The irony of this entire situation is that it only arises because ZTE is extremely dependent on American suppliers. We constantly hear that China is stealing US technology. Here is a case in which a leading Chinese company is clearly not stealing technology. It is buying products from American companies in exactly the fashion we want. ZTE is playing by the markets rules. Yet the Senate wants to force them out of business.
Singling out a company for destruction is more direct and more personal than implementing a broad policy against an entire industry or China in general. It will hit China hard. You can bet they will find a way to retaliate, which means American companies will be at risk.

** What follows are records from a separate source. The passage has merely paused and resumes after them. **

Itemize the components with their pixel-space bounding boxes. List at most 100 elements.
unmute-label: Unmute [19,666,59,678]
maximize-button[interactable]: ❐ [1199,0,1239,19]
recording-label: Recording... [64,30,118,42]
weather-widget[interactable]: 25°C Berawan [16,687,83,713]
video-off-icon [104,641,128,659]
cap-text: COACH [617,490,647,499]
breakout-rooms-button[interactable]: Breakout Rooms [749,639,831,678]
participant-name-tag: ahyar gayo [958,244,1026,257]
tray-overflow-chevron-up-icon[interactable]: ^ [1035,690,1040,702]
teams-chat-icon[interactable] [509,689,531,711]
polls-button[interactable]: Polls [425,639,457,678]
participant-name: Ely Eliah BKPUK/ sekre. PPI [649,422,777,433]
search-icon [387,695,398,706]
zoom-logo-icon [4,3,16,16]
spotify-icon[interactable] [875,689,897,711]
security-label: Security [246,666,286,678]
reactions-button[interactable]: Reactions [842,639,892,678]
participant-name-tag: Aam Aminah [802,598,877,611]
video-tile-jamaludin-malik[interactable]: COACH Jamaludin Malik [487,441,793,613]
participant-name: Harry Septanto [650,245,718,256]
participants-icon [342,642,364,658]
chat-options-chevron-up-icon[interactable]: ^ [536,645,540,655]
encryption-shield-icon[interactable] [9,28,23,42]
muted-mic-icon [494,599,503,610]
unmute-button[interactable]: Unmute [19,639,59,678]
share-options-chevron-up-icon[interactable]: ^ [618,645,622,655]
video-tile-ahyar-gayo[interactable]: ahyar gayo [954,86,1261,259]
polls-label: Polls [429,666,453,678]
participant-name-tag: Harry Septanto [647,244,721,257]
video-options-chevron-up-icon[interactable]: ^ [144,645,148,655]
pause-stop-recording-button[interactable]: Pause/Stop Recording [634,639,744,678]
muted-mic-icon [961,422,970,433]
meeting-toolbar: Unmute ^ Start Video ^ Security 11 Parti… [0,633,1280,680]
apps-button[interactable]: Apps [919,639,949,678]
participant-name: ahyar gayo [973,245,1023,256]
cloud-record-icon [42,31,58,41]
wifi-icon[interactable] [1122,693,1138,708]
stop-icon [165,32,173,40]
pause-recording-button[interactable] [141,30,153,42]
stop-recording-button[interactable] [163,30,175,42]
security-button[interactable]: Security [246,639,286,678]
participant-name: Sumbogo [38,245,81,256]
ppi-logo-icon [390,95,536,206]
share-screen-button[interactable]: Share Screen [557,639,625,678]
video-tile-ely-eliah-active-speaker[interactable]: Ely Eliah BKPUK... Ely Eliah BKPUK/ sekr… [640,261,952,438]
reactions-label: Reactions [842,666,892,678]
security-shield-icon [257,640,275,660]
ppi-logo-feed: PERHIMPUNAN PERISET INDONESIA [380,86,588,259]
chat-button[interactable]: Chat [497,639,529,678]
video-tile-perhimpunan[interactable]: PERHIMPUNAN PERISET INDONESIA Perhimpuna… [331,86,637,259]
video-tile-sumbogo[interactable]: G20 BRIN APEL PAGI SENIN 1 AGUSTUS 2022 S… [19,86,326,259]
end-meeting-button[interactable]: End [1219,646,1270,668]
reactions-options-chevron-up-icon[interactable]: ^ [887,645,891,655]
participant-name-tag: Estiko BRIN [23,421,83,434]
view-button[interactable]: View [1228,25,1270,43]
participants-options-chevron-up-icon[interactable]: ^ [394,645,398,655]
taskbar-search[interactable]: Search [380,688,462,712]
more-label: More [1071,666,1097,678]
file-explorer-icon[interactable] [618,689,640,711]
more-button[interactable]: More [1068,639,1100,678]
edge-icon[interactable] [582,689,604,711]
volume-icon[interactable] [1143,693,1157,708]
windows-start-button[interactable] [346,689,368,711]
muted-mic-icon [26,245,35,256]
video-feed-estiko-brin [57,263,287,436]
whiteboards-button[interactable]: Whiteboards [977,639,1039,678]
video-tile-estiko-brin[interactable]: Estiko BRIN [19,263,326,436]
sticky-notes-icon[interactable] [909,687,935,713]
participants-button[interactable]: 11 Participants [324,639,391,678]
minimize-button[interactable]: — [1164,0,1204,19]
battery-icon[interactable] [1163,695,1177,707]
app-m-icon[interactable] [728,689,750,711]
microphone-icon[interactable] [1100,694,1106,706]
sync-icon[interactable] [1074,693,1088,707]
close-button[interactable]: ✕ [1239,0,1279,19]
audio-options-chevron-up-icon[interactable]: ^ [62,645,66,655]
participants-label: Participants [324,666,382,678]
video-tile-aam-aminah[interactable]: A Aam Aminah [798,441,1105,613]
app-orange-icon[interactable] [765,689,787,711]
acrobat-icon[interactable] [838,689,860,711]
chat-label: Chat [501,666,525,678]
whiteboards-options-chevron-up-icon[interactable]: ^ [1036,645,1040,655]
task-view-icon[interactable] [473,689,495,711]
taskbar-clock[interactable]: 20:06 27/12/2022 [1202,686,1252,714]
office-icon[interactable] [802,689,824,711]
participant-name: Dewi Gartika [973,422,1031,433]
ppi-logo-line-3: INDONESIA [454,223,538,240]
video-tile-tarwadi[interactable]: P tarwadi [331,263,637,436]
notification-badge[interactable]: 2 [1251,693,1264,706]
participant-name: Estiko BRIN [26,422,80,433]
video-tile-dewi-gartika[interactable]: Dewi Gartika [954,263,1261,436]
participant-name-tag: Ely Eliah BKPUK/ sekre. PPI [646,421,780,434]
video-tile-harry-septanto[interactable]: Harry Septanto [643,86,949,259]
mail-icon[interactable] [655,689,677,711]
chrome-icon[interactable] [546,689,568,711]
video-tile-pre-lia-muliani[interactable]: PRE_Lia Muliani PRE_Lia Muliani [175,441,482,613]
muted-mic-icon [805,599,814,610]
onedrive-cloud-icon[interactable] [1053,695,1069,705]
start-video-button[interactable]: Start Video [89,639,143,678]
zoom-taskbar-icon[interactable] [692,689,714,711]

Senators’ comments make the penalty look like a smokescreen
Even without Senator Rubio’s tweet, saving ZTE is the right choice. But that tweet, and the fact that other senators keep making the same points, makes the decision to cripple ZTE much worse. If this were happening to an American company, Americans would think that the sanction violation is a smokescreen and that the real reason to kill the company is for national security and economic reasons. This sets a very bad precedent.
Rest assured, when China does retaliate against an American company, it will site some infraction of the law. Americans will say the legal issue is really a smokescreen. We’ll say China’s motivations are purely economic and political. The Chinese will insist they are simply following their own law, just like America. They might even repeat Senator Rubio’s tweet.